Las "once de Bilbao" fueron condenadas por abortar. Eran mujeres de extracción humilde, madres de familia con varios hijos, algunos con minusvalías, con maridos en paro y una penosa situación económica. Su condena fue como un aldabonazo para una sociedad que imponía un férreo pacto de silencio sobre un problema tabú. La Coordinadora feminista inició una campaña de amnistía para las condenadas ligada al derecho al "aborto libre y gratuito". Había nacido un eslogan que colearía con fuerza hasta finales de los años noventa.

Hubo encierros y manifestaciones de apoyo. Un nutrido grupo de mujeres se encerró en el Palacio de Justicia de Madrid. El desalojo fue sin contemplaciones. Entre las mujeres que corrían huyendo de las porras de los grises, la diputada socialista Carlota Bustelo plantaba cara a los policías con una osadía inusitada.

Imaginación no faltó. En Madrid muchos lectores de periódicos se topaban asombrados con ejemplares que llevaba el eslogan: "Amnistía once mujeres. Aborto libre". De madrugada, algunas feministas, tampón en mano, lo estampaban velozmente.
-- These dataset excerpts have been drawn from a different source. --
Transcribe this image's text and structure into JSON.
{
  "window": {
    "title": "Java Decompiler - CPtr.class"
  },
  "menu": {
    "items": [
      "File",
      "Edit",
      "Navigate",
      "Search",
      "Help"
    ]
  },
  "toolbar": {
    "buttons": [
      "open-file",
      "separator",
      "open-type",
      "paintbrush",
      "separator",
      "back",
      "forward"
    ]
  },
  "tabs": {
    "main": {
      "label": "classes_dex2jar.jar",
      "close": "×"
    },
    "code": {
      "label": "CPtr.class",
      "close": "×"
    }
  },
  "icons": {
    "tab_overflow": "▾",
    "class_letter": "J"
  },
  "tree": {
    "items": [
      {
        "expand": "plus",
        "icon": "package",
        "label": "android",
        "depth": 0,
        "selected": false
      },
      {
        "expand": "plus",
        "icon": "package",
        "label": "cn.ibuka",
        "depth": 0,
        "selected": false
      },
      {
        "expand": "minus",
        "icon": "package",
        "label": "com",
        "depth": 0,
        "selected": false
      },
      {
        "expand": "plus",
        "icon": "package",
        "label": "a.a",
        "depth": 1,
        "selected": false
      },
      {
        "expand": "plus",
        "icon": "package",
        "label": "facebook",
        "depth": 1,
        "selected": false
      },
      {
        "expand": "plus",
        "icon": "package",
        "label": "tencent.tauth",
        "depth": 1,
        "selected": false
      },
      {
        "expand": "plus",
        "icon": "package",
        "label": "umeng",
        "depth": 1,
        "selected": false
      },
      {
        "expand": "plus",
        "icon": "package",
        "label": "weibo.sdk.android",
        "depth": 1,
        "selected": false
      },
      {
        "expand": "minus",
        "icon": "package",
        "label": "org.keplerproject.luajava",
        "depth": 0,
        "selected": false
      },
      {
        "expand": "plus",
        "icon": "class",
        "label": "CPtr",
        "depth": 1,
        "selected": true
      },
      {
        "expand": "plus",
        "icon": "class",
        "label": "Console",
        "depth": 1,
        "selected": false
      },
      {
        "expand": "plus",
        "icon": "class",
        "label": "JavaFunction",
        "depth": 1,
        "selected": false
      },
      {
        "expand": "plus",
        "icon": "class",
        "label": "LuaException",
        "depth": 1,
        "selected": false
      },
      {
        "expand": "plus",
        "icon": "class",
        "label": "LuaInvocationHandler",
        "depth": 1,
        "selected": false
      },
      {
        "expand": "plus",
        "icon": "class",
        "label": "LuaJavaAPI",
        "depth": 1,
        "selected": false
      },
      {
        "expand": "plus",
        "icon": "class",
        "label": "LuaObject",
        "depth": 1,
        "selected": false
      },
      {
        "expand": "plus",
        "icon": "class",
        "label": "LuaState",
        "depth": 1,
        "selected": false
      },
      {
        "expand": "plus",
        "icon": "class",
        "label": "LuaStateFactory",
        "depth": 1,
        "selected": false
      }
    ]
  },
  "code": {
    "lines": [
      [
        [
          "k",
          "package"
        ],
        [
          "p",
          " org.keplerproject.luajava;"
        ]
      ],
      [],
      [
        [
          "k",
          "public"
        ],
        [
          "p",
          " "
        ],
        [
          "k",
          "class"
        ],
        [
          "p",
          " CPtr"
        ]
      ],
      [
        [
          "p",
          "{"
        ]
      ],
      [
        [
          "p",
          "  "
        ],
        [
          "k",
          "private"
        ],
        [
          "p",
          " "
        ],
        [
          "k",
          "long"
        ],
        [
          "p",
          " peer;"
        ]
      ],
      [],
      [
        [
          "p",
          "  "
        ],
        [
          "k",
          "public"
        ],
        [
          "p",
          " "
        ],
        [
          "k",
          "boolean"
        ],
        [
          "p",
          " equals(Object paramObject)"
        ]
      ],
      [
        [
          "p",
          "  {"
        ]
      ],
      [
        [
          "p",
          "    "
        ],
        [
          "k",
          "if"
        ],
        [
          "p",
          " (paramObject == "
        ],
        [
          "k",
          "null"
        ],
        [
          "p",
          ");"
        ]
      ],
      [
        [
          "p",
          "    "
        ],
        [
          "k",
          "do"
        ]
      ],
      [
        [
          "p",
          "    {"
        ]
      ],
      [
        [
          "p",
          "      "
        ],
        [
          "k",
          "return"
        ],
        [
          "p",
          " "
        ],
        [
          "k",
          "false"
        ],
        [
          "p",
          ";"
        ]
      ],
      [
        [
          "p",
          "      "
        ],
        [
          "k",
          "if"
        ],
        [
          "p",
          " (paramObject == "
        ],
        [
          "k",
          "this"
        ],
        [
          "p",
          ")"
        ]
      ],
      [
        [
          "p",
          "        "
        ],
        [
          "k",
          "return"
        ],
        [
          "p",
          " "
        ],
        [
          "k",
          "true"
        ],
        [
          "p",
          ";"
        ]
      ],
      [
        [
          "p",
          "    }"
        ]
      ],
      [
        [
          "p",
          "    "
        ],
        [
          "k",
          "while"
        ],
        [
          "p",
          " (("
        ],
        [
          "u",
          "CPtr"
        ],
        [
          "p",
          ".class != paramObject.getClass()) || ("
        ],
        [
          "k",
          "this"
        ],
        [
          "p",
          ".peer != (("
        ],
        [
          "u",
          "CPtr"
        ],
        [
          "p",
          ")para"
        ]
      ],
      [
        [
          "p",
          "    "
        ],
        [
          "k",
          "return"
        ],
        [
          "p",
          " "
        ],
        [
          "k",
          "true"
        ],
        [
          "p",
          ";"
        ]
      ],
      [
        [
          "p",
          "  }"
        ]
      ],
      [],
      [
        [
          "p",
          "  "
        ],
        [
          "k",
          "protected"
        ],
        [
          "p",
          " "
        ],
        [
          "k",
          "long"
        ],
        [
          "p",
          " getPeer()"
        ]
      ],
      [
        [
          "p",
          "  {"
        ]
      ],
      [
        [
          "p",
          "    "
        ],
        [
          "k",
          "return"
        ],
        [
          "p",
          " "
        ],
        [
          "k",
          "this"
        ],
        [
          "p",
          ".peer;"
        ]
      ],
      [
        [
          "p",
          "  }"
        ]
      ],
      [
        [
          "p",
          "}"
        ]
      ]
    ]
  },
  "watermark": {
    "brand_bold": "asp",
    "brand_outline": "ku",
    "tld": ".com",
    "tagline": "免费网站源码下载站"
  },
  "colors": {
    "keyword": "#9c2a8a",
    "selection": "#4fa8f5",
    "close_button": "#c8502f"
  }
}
Pero más sonoro, por su repercusión, fue el manifiesto en el que más de un centenar de conocidas mujeres del mundo profesional, artístico e intelectual se autoinculparon de haber abortado en una campaña sin precedentes en España.

Por primera vez, las españolas se vieron apoyadas por conocidos varones que firmaron peticiones de despenalización del aborto, o se autoinculparon de haber ayudado a realizarlo. Finalmente, las once de Bilbao fueron indultadas y el aborto salió de la conspiración del silencio.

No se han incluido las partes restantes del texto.